The Lupus Foundation of America states (in regards to rest and fatigue) the following:
Getting the proper amount of rest is extremely important for people with lupus, especially during periods of disease activity (flares). Damaged and inflamed muscles and joints require rest to heal. Rest is also vital in reducing fatigue. Although everyone has his or her own particular sleep requirements, at least seven hours of sleep a night is recommended for people with lupus. It is also important to be aware that too much sleep isn’t healthy, either. Spending all day in bed may make muscles weaker, which can contribute to feelings of fatigue. Napping during the day may be helpful and even necessary when lupus activity is causing a flare. Try to allow extra time in your daily schedule for rest.
This will be different for each person. When I am feeling good, I will do things, as I am able, and feel a sense of accomplishment. However, when I am in a flare, I do not need to be belittled or made to feel like the few things I do get done are not enough. This makes me feel worthless and can actually make the flare worse. Depression only hurts me, not helps me.
Here is a frequently asked question and answer from the LFA website:
I was diagnosed with systemic lupus. Are there any do’s or don’ts with regards to exercise?
Having lupus can make the demands of everyday life challenging. When lupus is active, symptoms of joint stiffness, pain, extreme fatigue, confusion, or depression can make even simple tasks difficult, and sometimes impossible. And, because you may not have any visible signs of disease, the people around you may not realize how much discomfort and pain you are experiencing, or they may not know that you are sick at all.
You should not ignore the limitations that come with this disease. But there are steps you can take to stay active with work, relationships, and events that enrich your life. These actions and strategies can lighten the burden of your illness and allow you to lead a life of accomplishment and achievement.

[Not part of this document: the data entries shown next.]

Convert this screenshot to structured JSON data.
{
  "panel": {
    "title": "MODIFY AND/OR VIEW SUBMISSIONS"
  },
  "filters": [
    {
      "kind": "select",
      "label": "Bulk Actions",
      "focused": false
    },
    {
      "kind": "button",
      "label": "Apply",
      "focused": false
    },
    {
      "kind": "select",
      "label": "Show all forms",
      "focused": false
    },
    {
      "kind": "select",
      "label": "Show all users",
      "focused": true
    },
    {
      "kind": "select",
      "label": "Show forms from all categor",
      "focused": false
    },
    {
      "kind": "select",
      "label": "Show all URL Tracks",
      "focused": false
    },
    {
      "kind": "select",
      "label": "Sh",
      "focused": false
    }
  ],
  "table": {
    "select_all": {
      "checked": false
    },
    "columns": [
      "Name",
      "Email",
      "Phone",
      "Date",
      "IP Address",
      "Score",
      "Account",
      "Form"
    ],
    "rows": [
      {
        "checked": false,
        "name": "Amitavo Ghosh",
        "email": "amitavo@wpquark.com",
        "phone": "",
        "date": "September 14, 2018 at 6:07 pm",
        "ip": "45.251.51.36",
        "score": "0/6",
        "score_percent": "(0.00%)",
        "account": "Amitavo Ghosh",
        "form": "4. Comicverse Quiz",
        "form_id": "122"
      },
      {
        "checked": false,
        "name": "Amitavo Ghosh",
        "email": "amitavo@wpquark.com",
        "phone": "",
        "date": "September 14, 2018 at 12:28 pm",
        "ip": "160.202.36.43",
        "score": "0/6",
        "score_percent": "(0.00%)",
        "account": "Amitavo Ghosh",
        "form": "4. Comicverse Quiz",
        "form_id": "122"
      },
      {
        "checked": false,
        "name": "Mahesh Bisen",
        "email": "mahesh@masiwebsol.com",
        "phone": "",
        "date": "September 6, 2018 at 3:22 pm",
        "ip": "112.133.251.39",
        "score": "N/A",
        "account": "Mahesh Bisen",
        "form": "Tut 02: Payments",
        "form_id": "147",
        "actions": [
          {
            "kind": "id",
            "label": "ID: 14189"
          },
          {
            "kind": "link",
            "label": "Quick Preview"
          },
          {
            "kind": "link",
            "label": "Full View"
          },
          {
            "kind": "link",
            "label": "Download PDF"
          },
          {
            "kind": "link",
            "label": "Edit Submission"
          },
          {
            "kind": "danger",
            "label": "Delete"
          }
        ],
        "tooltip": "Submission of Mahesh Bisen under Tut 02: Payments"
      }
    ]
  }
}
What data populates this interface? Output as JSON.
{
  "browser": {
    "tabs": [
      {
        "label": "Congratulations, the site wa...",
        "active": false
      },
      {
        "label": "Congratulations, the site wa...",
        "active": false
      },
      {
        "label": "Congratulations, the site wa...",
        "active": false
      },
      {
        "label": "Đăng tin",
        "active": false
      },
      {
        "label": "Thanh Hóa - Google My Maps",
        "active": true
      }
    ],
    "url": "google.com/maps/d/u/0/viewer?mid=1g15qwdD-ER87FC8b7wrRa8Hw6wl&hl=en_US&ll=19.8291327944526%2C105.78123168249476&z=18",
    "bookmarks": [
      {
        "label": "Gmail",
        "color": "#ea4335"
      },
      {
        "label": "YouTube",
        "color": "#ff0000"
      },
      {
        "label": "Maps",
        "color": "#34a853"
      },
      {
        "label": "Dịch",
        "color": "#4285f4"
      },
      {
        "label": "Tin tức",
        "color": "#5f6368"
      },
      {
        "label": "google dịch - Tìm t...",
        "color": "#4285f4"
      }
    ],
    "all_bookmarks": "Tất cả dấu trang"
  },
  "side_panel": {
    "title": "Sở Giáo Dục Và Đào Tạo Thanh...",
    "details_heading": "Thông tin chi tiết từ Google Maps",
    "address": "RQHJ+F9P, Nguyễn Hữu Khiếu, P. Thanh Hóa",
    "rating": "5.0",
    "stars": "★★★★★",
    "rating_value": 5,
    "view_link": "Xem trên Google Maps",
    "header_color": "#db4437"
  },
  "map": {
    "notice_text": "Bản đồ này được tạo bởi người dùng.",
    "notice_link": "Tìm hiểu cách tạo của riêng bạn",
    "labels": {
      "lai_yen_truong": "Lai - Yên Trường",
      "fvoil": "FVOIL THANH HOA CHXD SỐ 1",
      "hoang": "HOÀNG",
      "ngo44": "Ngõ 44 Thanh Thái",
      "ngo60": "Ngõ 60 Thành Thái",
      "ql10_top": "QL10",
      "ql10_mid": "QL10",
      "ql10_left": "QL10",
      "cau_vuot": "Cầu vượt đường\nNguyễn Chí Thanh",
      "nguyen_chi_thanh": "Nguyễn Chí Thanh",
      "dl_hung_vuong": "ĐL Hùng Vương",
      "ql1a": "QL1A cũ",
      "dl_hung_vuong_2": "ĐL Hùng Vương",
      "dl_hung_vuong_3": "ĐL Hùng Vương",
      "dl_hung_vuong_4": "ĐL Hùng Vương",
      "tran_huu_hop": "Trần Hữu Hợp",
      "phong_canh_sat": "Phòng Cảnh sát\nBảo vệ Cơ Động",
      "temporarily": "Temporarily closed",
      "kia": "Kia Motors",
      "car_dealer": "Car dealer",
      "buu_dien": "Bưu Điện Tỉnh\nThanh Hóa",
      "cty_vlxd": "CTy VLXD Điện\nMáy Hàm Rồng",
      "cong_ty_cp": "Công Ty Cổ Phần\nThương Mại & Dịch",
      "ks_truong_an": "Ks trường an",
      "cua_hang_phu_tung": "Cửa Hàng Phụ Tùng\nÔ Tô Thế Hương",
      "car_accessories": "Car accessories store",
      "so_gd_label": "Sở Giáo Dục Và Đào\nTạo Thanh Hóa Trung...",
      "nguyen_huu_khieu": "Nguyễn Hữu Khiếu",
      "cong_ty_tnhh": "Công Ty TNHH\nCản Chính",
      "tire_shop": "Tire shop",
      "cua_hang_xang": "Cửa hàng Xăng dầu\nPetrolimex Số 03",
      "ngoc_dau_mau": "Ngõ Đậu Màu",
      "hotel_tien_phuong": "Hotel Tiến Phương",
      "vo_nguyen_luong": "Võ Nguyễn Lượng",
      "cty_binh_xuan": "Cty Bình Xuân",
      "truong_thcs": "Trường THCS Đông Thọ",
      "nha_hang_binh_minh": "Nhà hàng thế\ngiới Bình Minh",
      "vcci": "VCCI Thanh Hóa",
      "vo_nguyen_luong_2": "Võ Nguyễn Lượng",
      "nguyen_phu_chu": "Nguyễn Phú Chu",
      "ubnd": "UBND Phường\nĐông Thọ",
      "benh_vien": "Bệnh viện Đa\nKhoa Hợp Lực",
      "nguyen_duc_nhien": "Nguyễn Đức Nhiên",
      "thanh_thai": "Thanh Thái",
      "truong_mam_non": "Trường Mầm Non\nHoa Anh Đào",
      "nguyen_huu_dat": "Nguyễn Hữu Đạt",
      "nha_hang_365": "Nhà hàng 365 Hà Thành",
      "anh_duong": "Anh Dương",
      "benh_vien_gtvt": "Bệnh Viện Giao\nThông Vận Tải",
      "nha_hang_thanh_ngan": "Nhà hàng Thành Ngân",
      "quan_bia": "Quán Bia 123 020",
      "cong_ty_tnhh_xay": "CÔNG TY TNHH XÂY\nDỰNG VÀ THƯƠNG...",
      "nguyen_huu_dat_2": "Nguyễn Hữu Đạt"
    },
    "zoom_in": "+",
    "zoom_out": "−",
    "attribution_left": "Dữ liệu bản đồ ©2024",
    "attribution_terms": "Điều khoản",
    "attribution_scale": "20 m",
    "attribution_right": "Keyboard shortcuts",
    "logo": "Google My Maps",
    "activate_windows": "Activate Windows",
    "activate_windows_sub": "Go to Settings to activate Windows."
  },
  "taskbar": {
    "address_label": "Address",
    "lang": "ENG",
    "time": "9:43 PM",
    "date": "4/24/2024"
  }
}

Just like everyone else, people with lupus need to exercise regularly or engage in some kind of movement, and most people with lupus can take part in some form of activity. All exercise plans should be discussed with your physician or exercise specialist in order to maximize results and minimize possible harm.
Activities such as walking, swimming, bicycling, low-impact aerobics, certain types of yoga, Pilates, stretching, or using an elliptical exercise machine will strengthen your bones and tone your muscles without aggravating inflamed joints, while also helping to lower the risk for developing osteoporosis. It’s also a good idea to vary the exercises, so that different muscle groups all get a regular workout.
If you are experiencing swollen joints or muscle pain, you should avoid or at least limit activities that may be demanding on joints and muscles, such as jogging, weightlifting, or high-impact aerobics.
If you find that you tire easily when you exercise, you should pace yourself. The most important thing to remember is to not give up exercising, as muscles that are not used will quickly become weak.
Regular exercise and even simple low-impact movement will:
- reduce or minimize stress
- help to keep your heart healthy
- improve muscle stiffness
- increase muscle strength
- help prevent osteoporosis
- increase your range of motion
So, while exercise is wonderful, each patient needs to know their limitations and those around them should respect that. As I stated before, some days just getting out of bed is a major accomplishment and on others, things can be as near normal as other people. When you are first diagnosed, learning these limitations takes time and learning to “listen” to your body. After many years of living with lupus, you are more aware of your limits and able to gauge how best to handle them.
I guess that is why I am so upset. I have had this disease for many years now, and I have coped with the challenges it brings. I have dealt with the ignorance of others, many of them family members, who think I am just being lazy and that sort of thing. However, in my own body, I have this war, that rages daily. Right now it is roaring out loud, making me miserable and extremely tired. Along with that I am grumpy too. Sorry if that offends you. Sorry if you think you know what is best for me. Sorry you will not listen or learn so you can show me the respect I deserve and the assistance I need. Most of all, I am sorry that you choose to be ignorant.
Thanks for letting me rant… sometimes it help getting it out.